All http https and rdp traffic is portforwarded just fine when connecting to the external interface.
However all users on the other side of the IPSec link that go through the tunnel are also being portforwarded, but they connect for instance to an IP on our internal network via RDP or http or https. This is strange behaviour. Traffic through the tunnel shouldn't be portforwarded, portforwarding should only be applicable on traffic when it hits the external interface. With Cisco you can use routemaps to avoid this behaviour.

This is Untangle not Cisco.
Port forwards apply to all traffic that match the port forward rule.
You should configure your rule such that it matches only the traffic you want to port forward.

read my post above for more information.

[djoey1982]

I'm sorry I must have overread your reply I have it up and running now.
I changed the portforwarding rules to advanced mode and added a destination address with the wan IP, this way connects through the tunnel on internal IP's are not subject to the forward.

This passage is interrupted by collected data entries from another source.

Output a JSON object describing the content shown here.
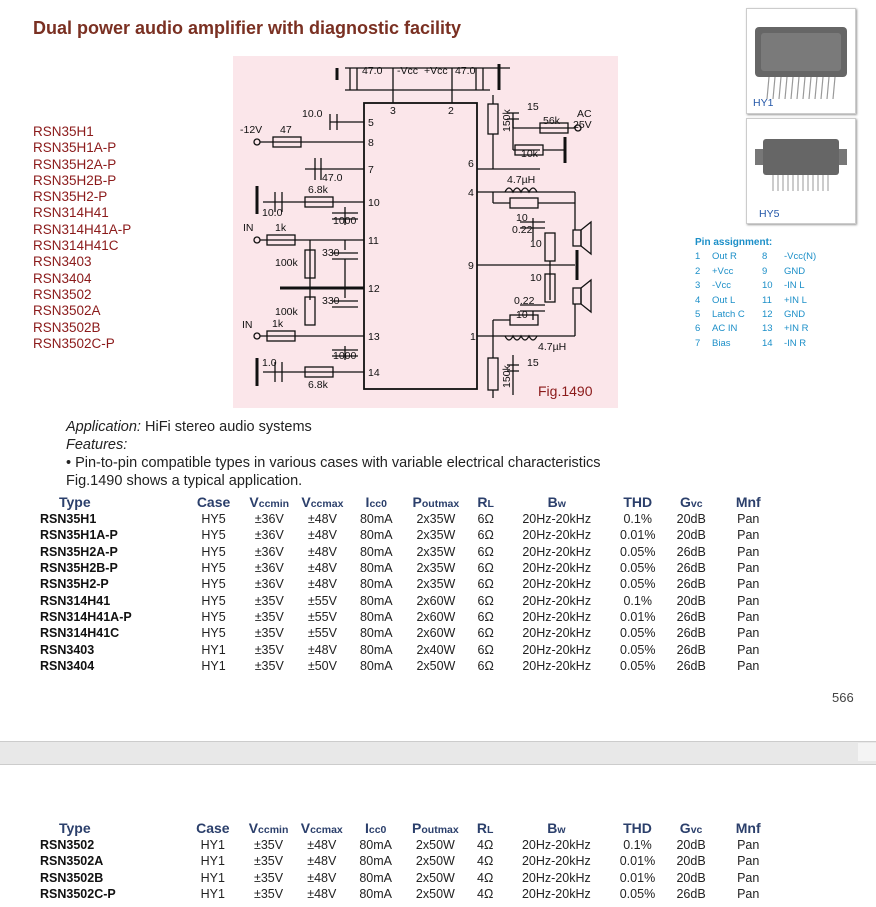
{
  "title": "Dual power audio amplifier with diagnostic facility",
  "type_list": [
    "RSN35H1",
    "RSN35H1A-P",
    "RSN35H2A-P",
    "RSN35H2B-P",
    "RSN35H2-P",
    "RSN314H41",
    "RSN314H41A-P",
    "RSN314H41C",
    "RSN3403",
    "RSN3404",
    "RSN3502",
    "RSN3502A",
    "RSN3502B",
    "RSN3502C-P"
  ],
  "packages": [
    {
      "label": "HY1"
    },
    {
      "label": "HY5"
    }
  ],
  "pin_assignment": {
    "heading": "Pin assignment:",
    "rows": [
      [
        "1",
        "Out R",
        "8",
        "-Vcc(N)"
      ],
      [
        "2",
        "+Vcc",
        "9",
        "GND"
      ],
      [
        "3",
        "-Vcc",
        "10",
        "-IN L"
      ],
      [
        "4",
        "Out L",
        "11",
        "+IN L"
      ],
      [
        "5",
        "Latch C",
        "12",
        "GND"
      ],
      [
        "6",
        "AC IN",
        "13",
        "+IN R"
      ],
      [
        "7",
        "Bias",
        "14",
        "-IN R"
      ]
    ]
  },
  "schematic": {
    "fig_label": "Fig.1490",
    "labels": {
      "c47a": "47.0",
      "vneg": "-Vcc",
      "vpos": "+Vcc",
      "c47b": "47.0",
      "pin3": "3",
      "pin2": "2",
      "pin5": "5",
      "pin8": "8",
      "pin7": "7",
      "pin10": "10",
      "pin11": "11",
      "pin12": "12",
      "pin13": "13",
      "pin14": "14",
      "pin6": "6",
      "pin4": "4",
      "pin9": "9",
      "pin1": "1",
      "m12v": "-12V",
      "r47": "47",
      "c10": "10.0",
      "c47c": "47.0",
      "r68a": "6.8k",
      "c10b": "10.0",
      "c1000a": "1000",
      "inl": "IN",
      "r1ka": "1k",
      "r100ka": "100k",
      "c330a": "330",
      "c330b": "330",
      "r100kb": "100k",
      "inr": "IN",
      "r1kb": "1k",
      "c1000b": "1000",
      "c10c": "1.0",
      "r68b": "6.8k",
      "r150ka": "150k",
      "c15a": "15",
      "r56k": "56k",
      "ac": "AC",
      "v25": "25V",
      "r10ka": "10k",
      "l47a": "4.7µH",
      "r10a": "10",
      "c022a": "0.22",
      "r10b": "10",
      "r10c": "10",
      "c022b": "0.22",
      "r10d": "10",
      "l47b": "4.7µH",
      "r150kb": "150k",
      "c15b": "15"
    }
  },
  "application": {
    "label": "Application:",
    "text": " HiFi stereo audio systems",
    "features_label": "Features:",
    "bullet": "• Pin-to-pin compatible types in various cases with variable electrical characteristics",
    "fig_note": "Fig.1490 shows a typical application."
  },
  "table_headers": [
    "Type",
    "Case",
    "Vccmin",
    "Vccmax",
    "Icc0",
    "Poutmax",
    "RL",
    "Bw",
    "THD",
    "Gvc",
    "Mnf"
  ],
  "table1": [
    [
      "RSN35H1",
      "HY5",
      "±36V",
      "±48V",
      "80mA",
      "2x35W",
      "6Ω",
      "20Hz-20kHz",
      "0.1%",
      "20dB",
      "Pan"
    ],
    [
      "RSN35H1A-P",
      "HY5",
      "±36V",
      "±48V",
      "80mA",
      "2x35W",
      "6Ω",
      "20Hz-20kHz",
      "0.01%",
      "20dB",
      "Pan"
    ],
    [
      "RSN35H2A-P",
      "HY5",
      "±36V",
      "±48V",
      "80mA",
      "2x35W",
      "6Ω",
      "20Hz-20kHz",
      "0.05%",
      "26dB",
      "Pan"
    ],
    [
      "RSN35H2B-P",
      "HY5",
      "±36V",
      "±48V",
      "80mA",
      "2x35W",
      "6Ω",
      "20Hz-20kHz",
      "0.05%",
      "26dB",
      "Pan"
    ],
    [
      "RSN35H2-P",
      "HY5",
      "±36V",
      "±48V",
      "80mA",
      "2x35W",
      "6Ω",
      "20Hz-20kHz",
      "0.05%",
      "26dB",
      "Pan"
    ],
    [
      "RSN314H41",
      "HY5",
      "±35V",
      "±55V",
      "80mA",
      "2x60W",
      "6Ω",
      "20Hz-20kHz",
      "0.1%",
      "20dB",
      "Pan"
    ],
    [
      "RSN314H41A-P",
      "HY5",
      "±35V",
      "±55V",
      "80mA",
      "2x60W",
      "6Ω",
      "20Hz-20kHz",
      "0.01%",
      "26dB",
      "Pan"
    ],
    [
      "RSN314H41C",
      "HY5",
      "±35V",
      "±55V",
      "80mA",
      "2x60W",
      "6Ω",
      "20Hz-20kHz",
      "0.05%",
      "26dB",
      "Pan"
    ],
    [
      "RSN3403",
      "HY1",
      "±35V",
      "±48V",
      "80mA",
      "2x40W",
      "6Ω",
      "20Hz-20kHz",
      "0.05%",
      "26dB",
      "Pan"
    ],
    [
      "RSN3404",
      "HY1",
      "±35V",
      "±50V",
      "80mA",
      "2x50W",
      "6Ω",
      "20Hz-20kHz",
      "0.05%",
      "26dB",
      "Pan"
    ]
  ],
  "page_number": "566",
  "table2": [
    [
      "RSN3502",
      "HY1",
      "±35V",
      "±48V",
      "80mA",
      "2x50W",
      "4Ω",
      "20Hz-20kHz",
      "0.1%",
      "20dB",
      "Pan"
    ],
    [
      "RSN3502A",
      "HY1",
      "±35V",
      "±48V",
      "80mA",
      "2x50W",
      "4Ω",
      "20Hz-20kHz",
      "0.01%",
      "20dB",
      "Pan"
    ],
    [
      "RSN3502B",
      "HY1",
      "±35V",
      "±48V",
      "80mA",
      "2x50W",
      "4Ω",
      "20Hz-20kHz",
      "0.01%",
      "20dB",
      "Pan"
    ],
    [
      "RSN3502C-P",
      "HY1",
      "±35V",
      "±48V",
      "80mA",
      "2x50W",
      "4Ω",
      "20Hz-20kHz",
      "0.05%",
      "26dB",
      "Pan"
    ]
  ]
}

Thanks for showing me the way..

btw if you want to use my config for the wiki it is okay.
It should work on all Cisco Routers which have the advance ip services and at least a 12.4 version. This is the version I have used:

Cisco IOS Software, C870 Software (C870-ADVIPSERVICESK9-M), Version 12.4(24)T3
RELEASE SOFTWARE (fc2)

[Fogozito]

im having a similar issue untangle forwards all https (default port) to it self

[sky-knight]

Untangle's remote admin operates on any IP address on the Untangle server. This means it owns that port, and forwards won't work as expected. This behavior can be modified in config -> networking -> advanced -> general -> Untangle Administration overrides port forwarding.

However, I don't recommend changing that setting unless you're very careful. It's possible to configure Untangle in such a way that you cannot access admin even from the local console if you make a mistake.

Your better option is to move the remote admin port off TCP 443 if you need to redirect it elsewhere.

[Fogozito]

Untangle's remote admin operates on any IP address on the Untangle server. This means it owns that port, and forwards won't work as expected. This behavior can be modified in config -> networking -> advanced -> general -> Untangle Administration overrides port forwarding.

However, I don't recommend changing that setting unless you're very careful. It's possible to configure Untangle in such a way that you cannot access admin even from the local console if you make a mistake.

Your better option is to move the remote admin port off TCP 443 if you need to redirect it elsewhere.

thanks i change it to 25443

i have appliances that uses https and now i can connect !!